Millennium Tower

Millennium Tower Fix Shifts to Hasten Completion

Documents show the first of the newly installed piles on Fremont went in Oct. 8.

NBC Universal, Inc.

Millennium Tower “fix” engineers have scrapped an elaborate strategy designed to prevent more tilting at the troubled high-rise as they push to complete the project – a shift in strategy that critics say amounts to gambling, but monitoring data suggests is paying off so far. Jaxon Van Derbeken reports.

Millennium Tower fix engineers have scrapped an elaborate strategy designed to prevent more tilting at the troubled high-rise as they push to complete the project – a shift in strategy that critics say amounts to gambling, but monitoring data suggests is paying off so far.

Back in June, after the building tilted nearly three more inches to the west toward Fremont Street in a matter of months, engineers halted work on an underground support wall along Fremont. They proposed continuing to work around the corner along Mission Street, then propping up the building on one corner by extending the foundation and attaching it to piles already sunk to bedrock. The prop-up strategy, engineers said, would support the tower enough to prevent any more tilting to the west when work resumed on that shoring wall designed to protect Fremont Street.

But monitoring reports on file with the city show last month, crews resumed digging along Fremont Street – without first propping up the structure at the corner.

Documents show the first of the newly installed piles on Fremont went in Oct. 8. So far, there has been no “noticeable impact” on the structure’s tilt, said lead engineer Ronald Hamburger in a statement.

“Resumption of shoring wall work on Fremont street is intended to move the project towards an earlier conclusion according to the original schedule,” Hamburger said, adding that the work is subject to constant oversight and cannot go forward each day without his release.

Millennium Tower Association spokesman Doug Elmets said in a statement that the city’s appointed engineering and design review panel signed off on scrapping the corner prop-up plan, but city officials say Hamburger’s team made the final call on how to proceed.

Elmets added, “we resumed work on Fremont Street a month ago without any further tilting.”

“They’re gambling,” says veteran geotechnical engineer Bob Pyke, a longtime critic of the fix. He says the work being done along Fremont Street to finish that underground wall is essentially the same digging that led to the tower’s leaning nearly three more inches in the first part of the year.

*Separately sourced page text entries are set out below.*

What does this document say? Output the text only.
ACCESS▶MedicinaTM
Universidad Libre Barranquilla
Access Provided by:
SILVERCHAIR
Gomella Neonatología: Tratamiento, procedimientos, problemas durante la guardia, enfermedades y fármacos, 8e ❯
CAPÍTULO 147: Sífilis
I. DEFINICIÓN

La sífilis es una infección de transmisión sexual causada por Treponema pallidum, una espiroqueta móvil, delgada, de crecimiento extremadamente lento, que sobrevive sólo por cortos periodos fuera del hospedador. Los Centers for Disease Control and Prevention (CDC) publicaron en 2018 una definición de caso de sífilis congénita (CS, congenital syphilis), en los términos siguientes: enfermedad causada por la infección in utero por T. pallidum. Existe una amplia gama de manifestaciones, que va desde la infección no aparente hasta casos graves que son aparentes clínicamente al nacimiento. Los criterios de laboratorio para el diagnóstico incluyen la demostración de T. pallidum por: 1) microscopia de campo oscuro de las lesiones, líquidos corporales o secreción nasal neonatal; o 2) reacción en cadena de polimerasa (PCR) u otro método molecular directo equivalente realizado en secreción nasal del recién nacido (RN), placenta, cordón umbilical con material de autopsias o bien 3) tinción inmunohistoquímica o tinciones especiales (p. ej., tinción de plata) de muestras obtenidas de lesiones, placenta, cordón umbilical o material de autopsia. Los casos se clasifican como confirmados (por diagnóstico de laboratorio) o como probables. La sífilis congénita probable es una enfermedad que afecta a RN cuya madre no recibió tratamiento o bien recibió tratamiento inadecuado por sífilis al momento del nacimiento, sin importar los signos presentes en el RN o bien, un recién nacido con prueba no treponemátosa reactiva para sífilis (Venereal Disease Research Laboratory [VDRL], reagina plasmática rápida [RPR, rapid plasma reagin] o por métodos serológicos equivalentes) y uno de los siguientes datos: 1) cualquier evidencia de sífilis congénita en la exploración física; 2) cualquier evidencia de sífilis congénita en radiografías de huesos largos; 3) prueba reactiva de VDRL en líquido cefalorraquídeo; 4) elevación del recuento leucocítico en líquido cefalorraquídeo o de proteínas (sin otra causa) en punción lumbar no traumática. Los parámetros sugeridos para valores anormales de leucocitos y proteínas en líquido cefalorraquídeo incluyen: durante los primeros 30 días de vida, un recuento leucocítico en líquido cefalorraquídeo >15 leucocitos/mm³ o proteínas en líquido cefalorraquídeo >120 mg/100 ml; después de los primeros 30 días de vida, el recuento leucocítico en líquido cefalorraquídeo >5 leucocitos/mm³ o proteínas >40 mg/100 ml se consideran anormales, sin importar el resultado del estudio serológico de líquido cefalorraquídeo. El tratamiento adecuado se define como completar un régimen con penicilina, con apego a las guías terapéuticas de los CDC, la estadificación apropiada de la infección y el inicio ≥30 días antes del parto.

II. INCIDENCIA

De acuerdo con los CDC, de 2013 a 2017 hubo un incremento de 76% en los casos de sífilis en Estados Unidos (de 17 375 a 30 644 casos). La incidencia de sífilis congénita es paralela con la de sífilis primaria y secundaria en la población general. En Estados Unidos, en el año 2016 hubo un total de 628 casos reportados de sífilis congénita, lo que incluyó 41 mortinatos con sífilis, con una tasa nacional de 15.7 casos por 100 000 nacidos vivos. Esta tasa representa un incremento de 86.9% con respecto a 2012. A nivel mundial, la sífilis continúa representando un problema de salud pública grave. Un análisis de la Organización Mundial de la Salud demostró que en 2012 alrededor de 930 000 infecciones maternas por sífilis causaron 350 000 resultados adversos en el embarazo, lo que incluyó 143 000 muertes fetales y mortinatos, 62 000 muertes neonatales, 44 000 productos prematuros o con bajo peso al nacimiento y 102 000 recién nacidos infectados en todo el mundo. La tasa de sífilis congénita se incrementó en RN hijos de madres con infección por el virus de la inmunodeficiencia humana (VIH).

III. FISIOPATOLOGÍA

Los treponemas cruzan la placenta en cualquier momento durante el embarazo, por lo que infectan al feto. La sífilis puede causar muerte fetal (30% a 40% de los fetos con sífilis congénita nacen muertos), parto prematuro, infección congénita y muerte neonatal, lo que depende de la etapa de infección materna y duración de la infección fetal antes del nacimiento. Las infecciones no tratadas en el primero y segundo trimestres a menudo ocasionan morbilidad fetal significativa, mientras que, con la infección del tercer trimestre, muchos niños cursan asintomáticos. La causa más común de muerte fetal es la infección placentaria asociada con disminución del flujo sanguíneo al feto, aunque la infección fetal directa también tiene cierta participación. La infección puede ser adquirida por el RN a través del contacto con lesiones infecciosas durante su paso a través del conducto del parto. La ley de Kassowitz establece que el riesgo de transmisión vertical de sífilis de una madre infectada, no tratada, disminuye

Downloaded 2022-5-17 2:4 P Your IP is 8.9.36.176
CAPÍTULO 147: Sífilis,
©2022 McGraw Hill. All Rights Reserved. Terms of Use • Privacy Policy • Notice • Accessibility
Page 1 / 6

Pyke says the soil being removed to construct the wall serves to buttress the sides of the tower’s foundation against more tilting. Although tilting data is holding steady so far, Pyke is skeptical that will continue given the project’s troubled track record.

“They simply don't understand geotechnical issues, which is why they've had one problem after another,” Pyke says.

Meanwhile, the homeowners association has alerted residents about the resumed work along Fremont, saying the goal is to hasten project completion. The association warns that residents can expect a new round of jackhammering as crews dig along Mission Street to extend the foundation out to those existing support pilesthat have been sunk to bedrock.